As the Soviet Union crumbles in 1991, an amateur radio operator in Cuba makes unexpected contact with stranded cosmonaut Sergei Krikalev as he observes the dissolution of his nation from orbit, in Cuban director Ernesto Daranas Serrano's comedic yet poignant reflection on how big events can impact ordinary lives.
Sergio & Sergei
Ernesto Daranas Serrano
The dissolution of the Soviet Union in 1992 had profound repercussions for the state of Cuba — the USSR had been the small island nation's main economic supporter. It had more personal ramifications for Soviet cosmonaut Sergei Krikalev, who was forced to stay in orbit an extra four months while his country went through a bewildering transformation. Intertwining fictionalized personal experiences with historical facts, Cuban filmmaker Ernesto Daranas Serrano's comedic third feature is a thoughtful, poignant reflection on big events and their effects on ordinary lives.
Avid amateur radio operator Sergio (Tomás Cao) is barely able to provide for his mother and young daughter on his meager university professor's salary. One evening, as he is testing a new radio, he stumbles upon a channel that communicates directly with the Mir space station. Aboard the station, lonely astronaut Sergei (Serguéi in Spanish, played by Héctor Noas) orbits the earth all alone because the funding to bring him back home has run out.
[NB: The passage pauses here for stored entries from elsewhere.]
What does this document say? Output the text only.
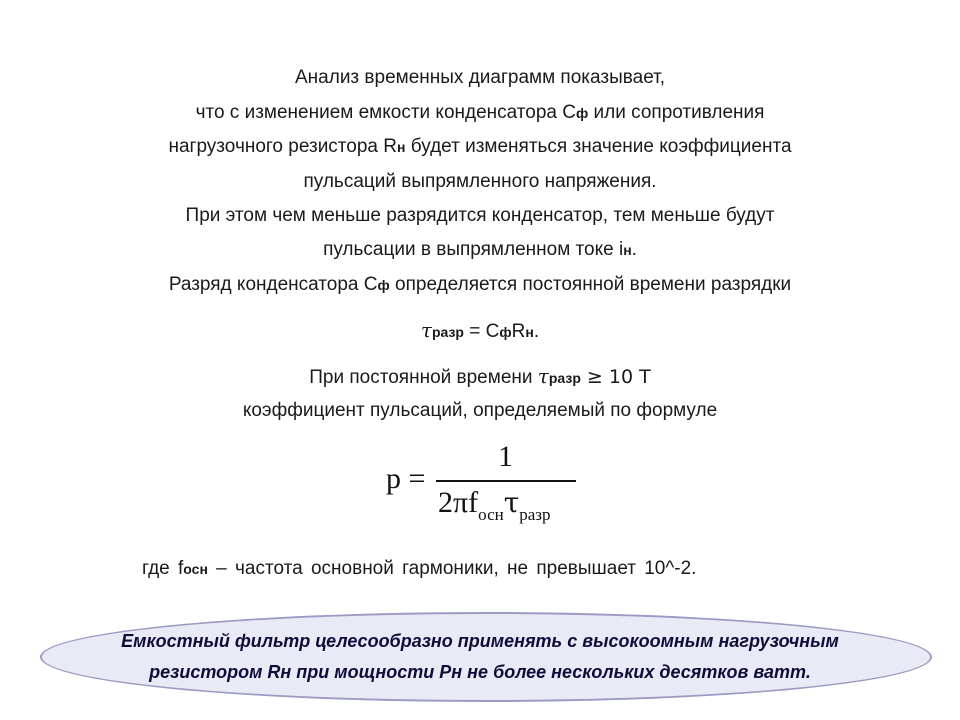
Анализ временных диаграмм показывает,
что с изменением емкости конденсатора Сф или сопротивления
нагрузочного резистора Rн будет изменяться значение коэффициента
пульсаций выпрямленного напряжения.
При этом чем меньше разрядится конденсатор, тем меньше будут
пульсации в выпрямленном токе iн.
Разряд конденсатора Сф определяется постоянной времени разрядки
τразр = СфRн.
При постоянной времени τразр ≥ 10 Т
коэффициент пульсаций, определяемый по формуле
p =
1
$2\pi f_{осн}\tau_{разр}$
где fосн – частота основной гармоники, не превышает 10^-2.
Емкостный фильтр целесообразно применять с высокоомным нагрузочным
резистором Rн при мощности Pн не более нескольких десятков ватт.
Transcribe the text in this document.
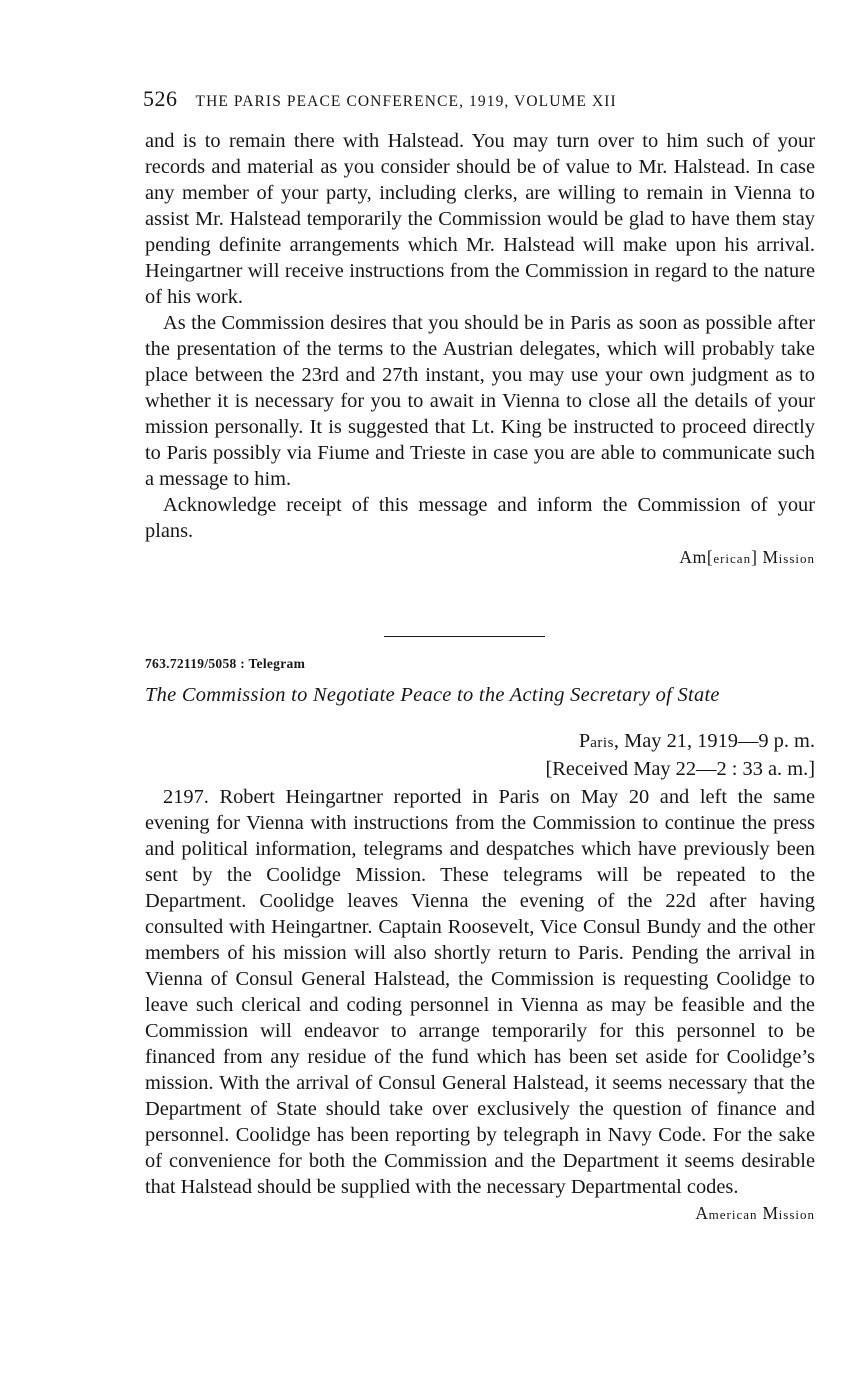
526 THE PARIS PEACE CONFERENCE, 1919, VOLUME XII

and is to remain there with Halstead. You may turn over to him such of your records and material as you consider should be of value to Mr. Halstead. In case any member of your party, including clerks, are willing to remain in Vienna to assist Mr. Halstead temporarily the Commission would be glad to have them stay pending definite arrangements which Mr. Halstead will make upon his arrival. Heingartner will receive instructions from the Commission in regard to the nature of his work.

As the Commission desires that you should be in Paris as soon as possible after the presentation of the terms to the Austrian delegates, which will probably take place between the 23rd and 27th instant, you may use your own judgment as to whether it is necessary for you to await in Vienna to close all the details of your mission personally. It is suggested that Lt. King be instructed to proceed directly to Paris possibly via Fiume and Trieste in case you are able to communicate such a message to him.

Acknowledge receipt of this message and inform the Commission of your plans.

Am[erican] Mission
763.72119/5058 : Telegram
The Commission to Negotiate Peace to the Acting Secretary of State
Paris, May 21, 1919—9 p. m.
[Received May 22—2 : 33 a. m.]

2197. Robert Heingartner reported in Paris on May 20 and left the same evening for Vienna with instructions from the Commission to continue the press and political information, telegrams and despatches which have previously been sent by the Coolidge Mission. These telegrams will be repeated to the Department. Coolidge leaves Vienna the evening of the 22d after having consulted with Heingartner. Captain Roosevelt, Vice Consul Bundy and the other members of his mission will also shortly return to Paris. Pending the arrival in Vienna of Consul General Halstead, the Commission is requesting Coolidge to leave such clerical and coding personnel in Vienna as may be feasible and the Commission will endeavor to arrange temporarily for this personnel to be financed from any residue of the fund which has been set aside for Coolidge’s mission. With the arrival of Consul General Halstead, it seems necessary that the Department of State should take over exclusively the question of finance and personnel. Coolidge has been reporting by telegraph in Navy Code. For the sake of convenience for both the Commission and the Department it seems desirable that Halstead should be supplied with the necessary Departmental codes.

American Mission
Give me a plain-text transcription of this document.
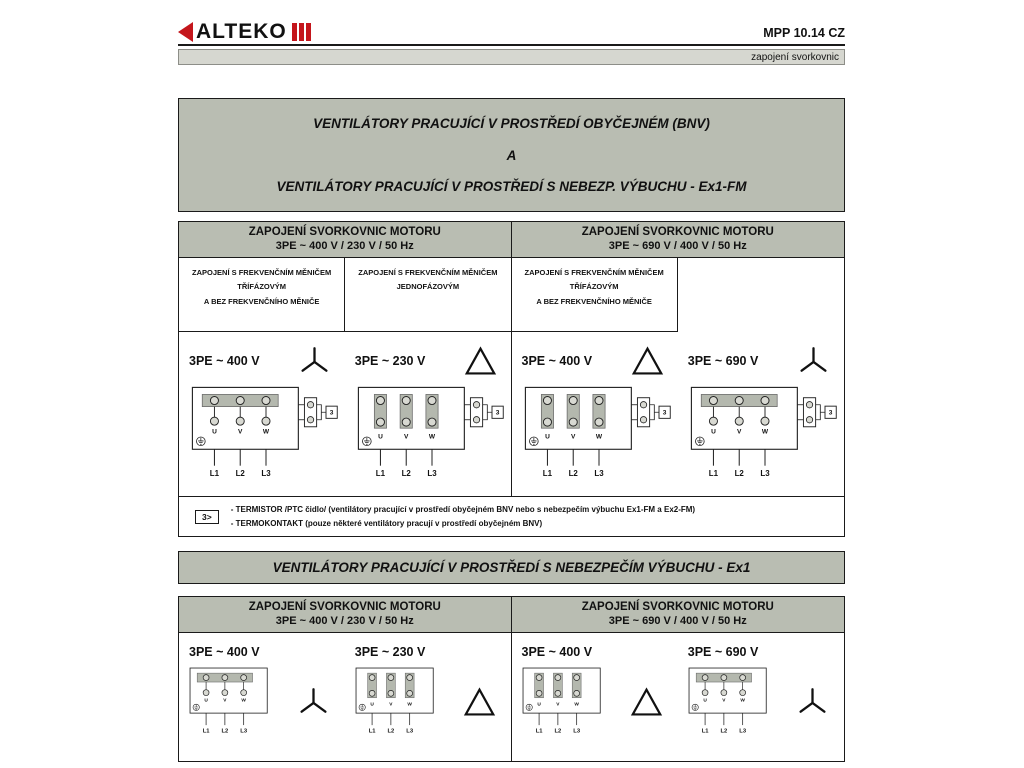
ALTEKO	MPP 10.14 CZ
zapojení svorkovnic
VENTILÁTORY PRACUJÍCÍ V PROSTŘEDÍ OBYČEJNÉM (BNV)
A
VENTILÁTORY PRACUJÍCÍ V PROSTŘEDÍ S NEBEZP. VÝBUCHU - Ex1-FM
ZAPOJENÍ SVORKOVNIC MOTORU
3PE ~ 400 V / 230 V / 50 Hz
ZAPOJENÍ SVORKOVNIC MOTORU
3PE ~ 690 V / 400 V / 50 Hz
ZAPOJENÍ S FREKVENČNÍM MĚNIČEM
TŘÍFÁZOVÝM
A BEZ FREKVENČNÍHO MĚNIČE
ZAPOJENÍ S FREKVENČNÍM MĚNIČEM
JEDNOFÁZOVÝM
ZAPOJENÍ S FREKVENČNÍM MĚNIČEM
TŘÍFÁZOVÝM
A BEZ FREKVENČNÍHO MĚNIČE
3PE ~ 400 V
U	V	W
L1 L2 L3
3
3PE ~ 230 V
U	V	W
L1 L2 L3
3
3PE ~ 400 V
U	V	W
L1 L2 L3
3
3PE ~ 690 V
U	V	W
L1 L2 L3
3
3>
- TERMISTOR /PTC čidlo/ (ventilátory pracující v prostředí obyčejném BNV nebo s nebezpečím výbuchu Ex1-FM a Ex2-FM)
- TERMOKONTAKT (pouze některé ventilátory pracují v prostředí obyčejném BNV)
VENTILÁTORY PRACUJÍCÍ V PROSTŘEDÍ S NEBEZPEČÍM VÝBUCHU - Ex1
ZAPOJENÍ SVORKOVNIC MOTORU
3PE ~ 400 V / 230 V / 50 Hz
ZAPOJENÍ SVORKOVNIC MOTORU
3PE ~ 690 V / 400 V / 50 Hz
3PE ~ 400 V
U V W
L1 L2 L3
3PE ~ 230 V
U V W
L1 L2 L3
3PE ~ 400 V
U V W
L1 L2 L3
3PE ~ 690 V
U V W
L1 L2 L3
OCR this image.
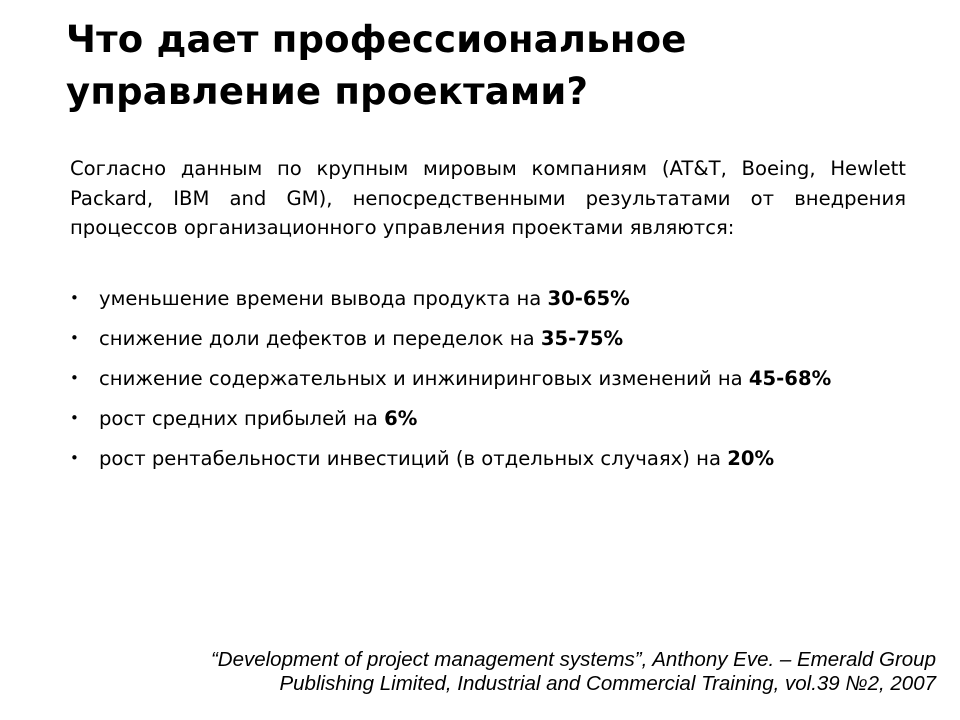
Что дает профессиональное
управление проектами?

Согласно данным по крупным мировым компаниям (AT&T, Boeing, Hewlett Packard, IBM and GM), непосредственными результатами от внедрения процессов организационного управления проектами являются:

• уменьшение времени вывода продукта на 30-65%
• снижение доли дефектов и переделок на 35-75%
• снижение содержательных и инжиниринговых изменений на 45-68%
• рост средних прибылей на 6%
• рост рентабельности инвестиций (в отдельных случаях) на 20%

“Development of project management systems”, Anthony Eve. – Emerald Group
Publishing Limited, Industrial and Commercial Training, vol.39 №2, 2007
These two men, marginalized in their respective ways and mocked by history, develop a friendship that will have profound consequences.
Weaving together an exquisite mix of communist utopia, amateur-radio enthusiasm, Special Period Cubanness, political paranoia, fantasy, and love, Daranas Serrano's hilarious and often absurd Sergio and Sergei asks if we're all not possibly the butt of some colossal cosmic joke.